New Haven Mayor John DeStefano Jr. joined community leaders Thursday to decry a recent torrent of hate mail the city has received in response to its decision to fly the Mexican flag on the New Haven Green in honor of Mexican independence day last week.
At the rally, held by the flagpole on the Green, DeStefano blasted groups like the anti-illegal immigrant Community Watchdog Project for “inundating” his office with “hateful” phone calls and e-mails. He told the crowd of about 20 people from various community groups that New Haven has a long tradition of flying foreign flags for patriotic holidays such as St. Patrick’s Day and Puerto Rican Day — but only the Mexican flag has been singled out for derision, he said.
“This is a simple message about what kind of community we are,” DeStefano said. “We do not tolerate hate.”
In a voicemail message to the News regarding the rally, CWP President Dustin Gold said New Haven’s flag code prohibits the city from flying foreign flags on the same pole as the American flag, as the city did last week; rather, they must be flown side-by-side, on separate flagpoles. At the rally, DeStefano said he is not familiar with the code, but that flags have been flown this way since before he was elected mayor.
During brief remarks at the rally, DeStefano read excerpts from several of the e-mails his office has received. He added that his office has never received such a response to any of the other flags raised on the Green in his tenure.
“This is the United States of America. We don’t want Spanish. We don’t want Mexican flags,” read one e-mail provided to the media by the mayor’s office.
“Get rid … of the Mexican flag and fly it in Mexico if you like so much [sic],” said another. “Kick them out and you go with them.”

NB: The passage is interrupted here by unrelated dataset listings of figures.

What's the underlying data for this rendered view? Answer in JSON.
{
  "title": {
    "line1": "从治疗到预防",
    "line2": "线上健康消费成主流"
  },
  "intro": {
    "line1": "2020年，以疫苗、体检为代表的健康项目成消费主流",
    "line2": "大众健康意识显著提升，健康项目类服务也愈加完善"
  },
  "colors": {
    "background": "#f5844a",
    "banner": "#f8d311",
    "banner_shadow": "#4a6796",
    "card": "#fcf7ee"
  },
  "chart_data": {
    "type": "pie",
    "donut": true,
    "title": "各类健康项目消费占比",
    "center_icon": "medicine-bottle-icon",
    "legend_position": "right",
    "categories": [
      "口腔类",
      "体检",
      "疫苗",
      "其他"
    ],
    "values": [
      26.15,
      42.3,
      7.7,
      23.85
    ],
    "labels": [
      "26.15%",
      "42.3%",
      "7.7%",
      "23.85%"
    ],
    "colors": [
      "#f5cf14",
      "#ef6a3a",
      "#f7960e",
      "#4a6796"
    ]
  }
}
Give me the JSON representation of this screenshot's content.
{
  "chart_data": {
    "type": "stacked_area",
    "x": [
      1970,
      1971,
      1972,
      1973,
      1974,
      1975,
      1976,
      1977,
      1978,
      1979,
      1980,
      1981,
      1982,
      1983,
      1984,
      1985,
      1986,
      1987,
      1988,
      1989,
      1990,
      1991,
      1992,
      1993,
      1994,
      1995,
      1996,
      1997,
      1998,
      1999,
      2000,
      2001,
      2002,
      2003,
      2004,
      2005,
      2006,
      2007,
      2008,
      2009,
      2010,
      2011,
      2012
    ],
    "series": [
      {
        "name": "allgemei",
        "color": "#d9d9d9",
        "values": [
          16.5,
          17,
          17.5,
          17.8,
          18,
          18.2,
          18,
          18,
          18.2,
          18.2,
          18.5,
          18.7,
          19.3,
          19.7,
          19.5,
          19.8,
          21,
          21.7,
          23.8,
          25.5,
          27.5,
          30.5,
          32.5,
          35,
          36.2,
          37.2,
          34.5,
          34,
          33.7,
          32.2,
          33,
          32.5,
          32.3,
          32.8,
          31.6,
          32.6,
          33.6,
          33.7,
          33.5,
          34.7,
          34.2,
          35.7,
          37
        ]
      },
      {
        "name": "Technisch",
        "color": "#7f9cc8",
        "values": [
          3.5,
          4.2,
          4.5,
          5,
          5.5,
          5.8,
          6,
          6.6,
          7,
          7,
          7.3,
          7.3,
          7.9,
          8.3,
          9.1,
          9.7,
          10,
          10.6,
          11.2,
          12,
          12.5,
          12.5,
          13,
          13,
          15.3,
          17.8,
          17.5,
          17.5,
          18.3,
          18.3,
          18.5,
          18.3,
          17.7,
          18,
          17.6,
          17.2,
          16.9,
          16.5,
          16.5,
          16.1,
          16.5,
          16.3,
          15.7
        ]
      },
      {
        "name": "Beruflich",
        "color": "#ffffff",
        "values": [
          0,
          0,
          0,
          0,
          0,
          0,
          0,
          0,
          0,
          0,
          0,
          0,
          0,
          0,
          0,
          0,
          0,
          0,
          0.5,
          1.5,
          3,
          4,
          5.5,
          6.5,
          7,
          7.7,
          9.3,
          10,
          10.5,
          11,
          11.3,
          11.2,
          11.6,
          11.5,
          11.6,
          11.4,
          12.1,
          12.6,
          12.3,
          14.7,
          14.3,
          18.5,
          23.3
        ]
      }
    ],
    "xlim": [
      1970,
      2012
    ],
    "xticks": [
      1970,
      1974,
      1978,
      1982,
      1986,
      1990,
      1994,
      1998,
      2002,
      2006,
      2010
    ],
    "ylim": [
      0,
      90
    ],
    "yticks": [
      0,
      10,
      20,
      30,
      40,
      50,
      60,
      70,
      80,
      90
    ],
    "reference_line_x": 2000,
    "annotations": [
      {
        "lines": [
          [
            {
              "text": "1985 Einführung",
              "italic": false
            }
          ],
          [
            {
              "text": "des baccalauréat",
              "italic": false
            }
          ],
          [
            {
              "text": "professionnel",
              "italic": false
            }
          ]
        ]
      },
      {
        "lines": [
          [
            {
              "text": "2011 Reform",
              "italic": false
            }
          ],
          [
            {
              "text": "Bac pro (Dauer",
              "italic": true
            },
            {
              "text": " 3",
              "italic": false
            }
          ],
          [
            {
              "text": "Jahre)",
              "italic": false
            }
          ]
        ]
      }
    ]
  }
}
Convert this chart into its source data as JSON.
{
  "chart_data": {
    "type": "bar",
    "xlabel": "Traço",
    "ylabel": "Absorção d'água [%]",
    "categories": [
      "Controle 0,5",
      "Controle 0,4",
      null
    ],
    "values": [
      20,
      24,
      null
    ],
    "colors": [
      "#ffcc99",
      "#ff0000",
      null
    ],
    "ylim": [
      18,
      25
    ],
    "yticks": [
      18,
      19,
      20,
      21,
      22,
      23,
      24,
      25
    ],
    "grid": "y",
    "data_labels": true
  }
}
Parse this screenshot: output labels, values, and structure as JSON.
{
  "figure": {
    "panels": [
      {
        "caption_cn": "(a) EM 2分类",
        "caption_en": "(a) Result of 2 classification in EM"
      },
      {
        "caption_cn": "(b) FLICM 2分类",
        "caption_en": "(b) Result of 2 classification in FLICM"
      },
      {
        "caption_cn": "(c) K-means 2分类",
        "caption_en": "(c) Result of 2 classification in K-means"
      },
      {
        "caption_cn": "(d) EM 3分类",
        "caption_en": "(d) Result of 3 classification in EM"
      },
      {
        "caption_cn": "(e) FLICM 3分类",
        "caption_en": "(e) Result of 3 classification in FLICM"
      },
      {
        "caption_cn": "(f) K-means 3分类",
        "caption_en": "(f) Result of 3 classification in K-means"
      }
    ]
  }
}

Among the e-mails provided by City Hall was one from Gold to his supporters encouraging them to call the mayor to protest the Mexican flag. The CWP has been a vocal opponent of the Elm City Resident Card, which allows all city residents — regardless of immigration status — access to city services, like debit accounts and social services.
New Haven residents at the rally, however, said they do not sympathize with the e-mails.
“I was here on Saturday,” Father James Manship of New Haven’s St. Rose of Lima Church said before the rally, in reference to New Haven Family Day, where the city promoted the ID card. “There was a beautiful celebration going on, with families and people feeling connected, while outside, there were hate groups spewing vitriol. New Haven is much better than this. They protest against the foreign, but to us, their hateful actions are foreign.”
Added city resident Suzette Franco-Camacho: “New Haven is a place that celebrates diversity.”
DeStefano echoed those sentiments in his speech and a press release, saying that New Haven is “welcoming” and should not be divided across “racial, ethnic or socio-economic lines.”
David Schaefer, on behalf of the Anti-Defamation League, emphasized in his speech that the United States is a nation of immigrants, and residents should embrace different backgrounds.
“We must gather to condemn intolerance,” Schaefer said. “Manifestations of hate are not proper ways of expressing opinions.”
When asked how the city has responded to the phone calls, City Hall spokeswoman Jessica Mayorga said she tried to explain to callers that the Mexican flag is flown in honor of its independence day in accordance with New Haven’s policy of celebrating diversity. She said she does not respond to the e-mails.
But despite all the mail, New Haven residents interviewed at the rally said they feel strongly that their city is tolerant of immigrants and diversity. They said they are optimistic that their city is not an anti-immigrant one.
“New Haven is an accepting place,” Barbara Tinney, a lifelong New Haven resident, said after the rally. “Although we did see intolerance displayed here last Saturday, on the whole, our citizens are not so small-minded. We have a long history of embracing different cultures.”